Approov enables software attestation for mobile apps. It allows your apps to uniquely identify themselves as the genuine, untampered software images you originally published. In exchange for this proof the app is granted a token which can then be presented to your API with each request. Your server side implementation can then differentiate between requests from known apps, which will contain a valid token, and requests from unknown sources, which will not.
Approov is comprised of three components which are integrated with your app and the servers providing the API.
Each component is straightforward to integrate into your software architecture and development flow. Once deployed, the Client SDK in your app can be called whenever the app makes an API request that should be protected. The client SDK typically has a valid token cached and will return it immediately, resulting in zero overhead for the majority of API accesses.
To mitigate theft, tokens have a very limited lifetime and the Approov SDK manages the token fetching and caching for you. This minimizes the complexity and latency when adding Approov to your app.
When the SDK requires a new token it begins the attestation process by requesting a random value (nonce) from the Approov Cloud Service which is used to seed the signature hash of the app. Running heavily obfuscated and defended code, the integrity of the Approov SDK itself is measured along with the rest of the app content. The combined cryptographic hash is sensitive to any change in the app or the code used to measure it. Since the hash is seeded with the nonce value it will always be unique and cannot be replayed by an attacker.
This resulting app signature is sent to the Approov Cloud Service as part of a token request along with other information about the app and the device it is running on. The cloud service then always responds with a signed JSON Web Token (JWT).
Since the Approov Cloud Service knows the contents of a registered good app it is able to perform the same calculation as the Approov SDK. If the app signature reported by the app is consistent with a registered app and all security checks pass, then the issued JWT will be signed with a secret associated with your account. Otherwise the JWT is not signed correctly. Since the app itself does not know the secret it does not know whether it passed or failed the integrity check, making it extremely difficult to reverse engineer the protocol.
The token is returned to your app whenever one of the fetchApproovToken calls is made to the SDK. Your app should then add the JWT base64 encoded string to the headers of any request to the API. Your API implementation can then check the validity of the token using one of the standard JWT libraries available for almost all platforms and the secret provided when you signed up to the Approov service.
Adding Approov API protection to your iOS or Android app is a straightforward process and can be easily integrated into most development flows.
Once you have set up your Approov Cloud Service account, you will be able to download a copy of the Approov SDK. The SDK handles all of the interactions with the Approov Cloud Service required to establish the authenticity of your app once it has been deployed.
Once the SDK is built into your app, tokens can be fetched using one of the tokenFetch calls available on the simple API provided by the SDK. A token can then be inserted into any suitable HTTP header field for each API request dependent via whichever framework you are using to communicate with your API.
Once the SDK has been hooked into your app you must register it with the Approov Cloud Service. This is done by running the registration tool downloaded from your Approov account with your library. The registration process generates the same signature for the app as the SDK does at runtime and is used as a basis for verifying that an attestation request comes from a genuine app.

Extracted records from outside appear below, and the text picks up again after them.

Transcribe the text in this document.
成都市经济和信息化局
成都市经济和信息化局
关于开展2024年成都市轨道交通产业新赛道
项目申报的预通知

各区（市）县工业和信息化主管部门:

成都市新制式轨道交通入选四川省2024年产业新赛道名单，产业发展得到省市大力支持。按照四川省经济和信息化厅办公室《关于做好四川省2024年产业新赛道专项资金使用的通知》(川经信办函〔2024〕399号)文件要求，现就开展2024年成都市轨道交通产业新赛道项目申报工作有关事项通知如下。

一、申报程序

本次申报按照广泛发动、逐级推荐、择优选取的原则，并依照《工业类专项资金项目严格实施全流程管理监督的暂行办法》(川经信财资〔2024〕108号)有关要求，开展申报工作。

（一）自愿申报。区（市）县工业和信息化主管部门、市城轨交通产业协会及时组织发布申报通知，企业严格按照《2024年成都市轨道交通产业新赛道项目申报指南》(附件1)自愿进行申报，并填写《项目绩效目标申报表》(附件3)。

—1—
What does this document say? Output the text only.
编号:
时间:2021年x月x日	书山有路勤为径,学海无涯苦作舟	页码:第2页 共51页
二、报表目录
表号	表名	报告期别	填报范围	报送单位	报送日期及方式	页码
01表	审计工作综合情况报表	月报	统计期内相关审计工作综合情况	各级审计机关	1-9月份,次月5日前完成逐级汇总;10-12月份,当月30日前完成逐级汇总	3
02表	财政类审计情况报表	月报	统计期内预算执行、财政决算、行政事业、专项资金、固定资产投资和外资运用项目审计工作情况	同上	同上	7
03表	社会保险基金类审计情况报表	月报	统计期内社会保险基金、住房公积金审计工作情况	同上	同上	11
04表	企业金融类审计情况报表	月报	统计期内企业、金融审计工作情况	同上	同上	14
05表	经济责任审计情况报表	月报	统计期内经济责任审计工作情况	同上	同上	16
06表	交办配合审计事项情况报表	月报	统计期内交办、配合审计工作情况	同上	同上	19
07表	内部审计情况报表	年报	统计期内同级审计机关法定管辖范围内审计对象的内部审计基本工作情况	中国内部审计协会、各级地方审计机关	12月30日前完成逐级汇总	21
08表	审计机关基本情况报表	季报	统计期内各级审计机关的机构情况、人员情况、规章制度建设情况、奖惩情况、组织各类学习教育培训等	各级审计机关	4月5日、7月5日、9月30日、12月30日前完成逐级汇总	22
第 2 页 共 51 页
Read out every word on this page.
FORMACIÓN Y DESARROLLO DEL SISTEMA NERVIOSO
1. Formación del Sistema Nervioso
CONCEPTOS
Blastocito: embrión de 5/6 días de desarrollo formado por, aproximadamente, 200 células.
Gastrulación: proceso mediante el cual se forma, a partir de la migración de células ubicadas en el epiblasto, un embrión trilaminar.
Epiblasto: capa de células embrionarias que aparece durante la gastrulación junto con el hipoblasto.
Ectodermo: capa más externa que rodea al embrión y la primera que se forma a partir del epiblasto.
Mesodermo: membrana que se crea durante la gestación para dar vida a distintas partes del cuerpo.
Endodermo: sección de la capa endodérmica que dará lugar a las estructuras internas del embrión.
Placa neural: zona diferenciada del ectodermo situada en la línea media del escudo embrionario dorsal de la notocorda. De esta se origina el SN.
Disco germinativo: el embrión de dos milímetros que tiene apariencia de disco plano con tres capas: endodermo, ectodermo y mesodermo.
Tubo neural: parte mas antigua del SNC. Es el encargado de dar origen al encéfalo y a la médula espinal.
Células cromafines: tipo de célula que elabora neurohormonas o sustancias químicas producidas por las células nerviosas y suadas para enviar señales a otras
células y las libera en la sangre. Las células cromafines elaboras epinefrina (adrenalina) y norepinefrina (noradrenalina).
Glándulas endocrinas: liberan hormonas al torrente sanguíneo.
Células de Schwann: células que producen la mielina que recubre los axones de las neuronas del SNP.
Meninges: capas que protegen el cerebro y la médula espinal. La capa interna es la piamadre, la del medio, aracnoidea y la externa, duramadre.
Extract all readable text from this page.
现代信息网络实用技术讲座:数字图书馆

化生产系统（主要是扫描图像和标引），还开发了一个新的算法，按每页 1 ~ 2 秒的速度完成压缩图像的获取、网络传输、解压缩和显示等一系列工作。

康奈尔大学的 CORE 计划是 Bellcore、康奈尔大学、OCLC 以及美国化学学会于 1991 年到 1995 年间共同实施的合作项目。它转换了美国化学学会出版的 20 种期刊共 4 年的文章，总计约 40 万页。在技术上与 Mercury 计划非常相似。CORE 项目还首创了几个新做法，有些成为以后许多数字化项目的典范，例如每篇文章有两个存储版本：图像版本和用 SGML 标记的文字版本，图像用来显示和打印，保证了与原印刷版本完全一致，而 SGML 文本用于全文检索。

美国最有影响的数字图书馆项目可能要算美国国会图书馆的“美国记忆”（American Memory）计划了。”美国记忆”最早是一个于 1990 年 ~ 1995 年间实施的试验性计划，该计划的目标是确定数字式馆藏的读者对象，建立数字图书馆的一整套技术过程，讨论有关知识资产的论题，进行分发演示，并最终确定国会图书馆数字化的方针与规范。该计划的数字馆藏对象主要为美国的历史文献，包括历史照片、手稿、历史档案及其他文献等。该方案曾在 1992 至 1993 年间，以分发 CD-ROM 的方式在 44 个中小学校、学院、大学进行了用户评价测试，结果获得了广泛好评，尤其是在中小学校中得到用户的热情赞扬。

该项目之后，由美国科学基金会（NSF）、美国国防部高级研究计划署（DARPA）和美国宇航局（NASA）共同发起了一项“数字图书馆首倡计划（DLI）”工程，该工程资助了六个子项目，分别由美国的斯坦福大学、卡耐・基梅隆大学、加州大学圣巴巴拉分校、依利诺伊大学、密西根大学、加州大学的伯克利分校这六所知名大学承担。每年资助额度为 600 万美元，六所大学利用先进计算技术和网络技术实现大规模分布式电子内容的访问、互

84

Once registered with Approov, the app is published as normal. Since Approov checks for changes in the app’s signature to detect app repackaging, it is important to repeat the registration process every time you release a new version of the app. Approov supports multiple versions of the app being in circulation. You can remove app signatures from the Approov service at any time via your account, allowing you to tightly control which versions of the software can access your API.
Once the SDK has been integrated with your app and tokens are being added to your API request headers you need to modify your Server code to act upon this extra information.
How your Server side code treats tokens is entirely up to you. Approov gives you the flexibility to balance your security needs against API accessibility. Regardless of the action taken the token check is straightforward. Since the Approov token is in JWT format it can be interpreted using libraries available for the vast majority of server platforms and languages. All that is required is to test that the token is signed with the secret string provided with your Approov account.